Confusion linguistique babylonienne
Commençons tout d'abord par clarifier ce que signifie exactement la durabilité, car cette notion prête à une certaine confusion. "Ce n'est pas la même chose qu'une longue durée de vie", affirment Wai Chung Lam et Carolin Spirinckx, respectivement chercheur en matière d’habitat et construction durable et project manager Sustainable Built Environment. "En anglais, c'est plus clair, on y fait la distinction entre ‘sustainability’ et ‘durability’. Une longue durée de vie peut avoir un effet positif sur la durabilité, mais cela ne va assurément pas de pair.

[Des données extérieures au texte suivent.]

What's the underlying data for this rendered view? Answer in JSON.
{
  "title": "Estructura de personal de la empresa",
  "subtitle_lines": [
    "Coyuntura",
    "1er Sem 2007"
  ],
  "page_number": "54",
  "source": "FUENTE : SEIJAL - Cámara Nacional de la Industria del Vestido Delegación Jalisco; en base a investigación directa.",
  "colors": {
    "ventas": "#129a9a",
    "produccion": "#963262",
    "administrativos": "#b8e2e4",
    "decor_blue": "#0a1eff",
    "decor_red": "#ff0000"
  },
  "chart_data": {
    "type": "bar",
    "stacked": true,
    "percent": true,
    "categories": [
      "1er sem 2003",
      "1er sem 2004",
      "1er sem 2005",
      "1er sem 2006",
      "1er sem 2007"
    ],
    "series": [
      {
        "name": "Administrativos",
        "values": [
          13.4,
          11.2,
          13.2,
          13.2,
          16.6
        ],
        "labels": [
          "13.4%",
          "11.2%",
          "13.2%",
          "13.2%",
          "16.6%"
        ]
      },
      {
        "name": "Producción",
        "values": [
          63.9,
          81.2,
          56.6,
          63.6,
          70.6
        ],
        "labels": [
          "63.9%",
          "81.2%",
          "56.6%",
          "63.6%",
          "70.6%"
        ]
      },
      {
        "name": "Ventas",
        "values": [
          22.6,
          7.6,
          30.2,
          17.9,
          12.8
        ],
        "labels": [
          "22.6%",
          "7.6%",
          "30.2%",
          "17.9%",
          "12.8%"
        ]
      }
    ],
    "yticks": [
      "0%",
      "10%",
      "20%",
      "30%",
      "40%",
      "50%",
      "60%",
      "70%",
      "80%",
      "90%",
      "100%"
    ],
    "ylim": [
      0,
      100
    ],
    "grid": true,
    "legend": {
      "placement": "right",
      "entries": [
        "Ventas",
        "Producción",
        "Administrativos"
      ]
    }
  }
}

La durabilité s'articule autour de trois piliers: un pilier écologique, un pilier économique et un pilier social."
Un matériau, un produit ou un bâtiment durable est donc un matériau, un produit ou un bâtiment qui profite à la fois à l’homme, à l'économie et à l'environnement, mais comment peut-on les définir exactement?
"La durabilité ne peut être quantifiée correctement qu’en prenant en considération le cycle de vie total, du berceau à la tombe. Sinon, autant comparer des pommes et des poires. De plus, il faut le faire sous trois angles différents. Il faut observer le cycle de vie non seulement à travers le prisme écologique, mais aussi à travers le prisme économique et social. Il faut étudier l'impact écologique, économique et social à chaque phase du cycle de vie du produit. Importer une matière première de Chine peut s’avérer économiquement intéressante, mais le transport aura un impact négatif sur l'environnement. Si celle-ci est produite dans des conditions de travail épouvantables, vous obtiendrez aussi un mauvais score sur le plan social.
Des performances environnementales optimales grâce à TOTEM
Dans le cadre d’une analyse du cycle de vie (également appelée ACV), il faut donc prendre en compte de nombreux facteurs. Un outil doté d’une méthodologie transparente tel que TOTEM pourra ici vous venir en aide. TOTEM est l’acronyme de "Tool to Optimise the Total Environmental Impact of Materials" et a été développé par les trois régions à l'initiative de l'OVAM, en collaboration avec des universités, des bureaux d’études et des acteurs du secteur. Bien que cet outil ne soit pas encore connu de tous, cela ne tardera pas à être le cas.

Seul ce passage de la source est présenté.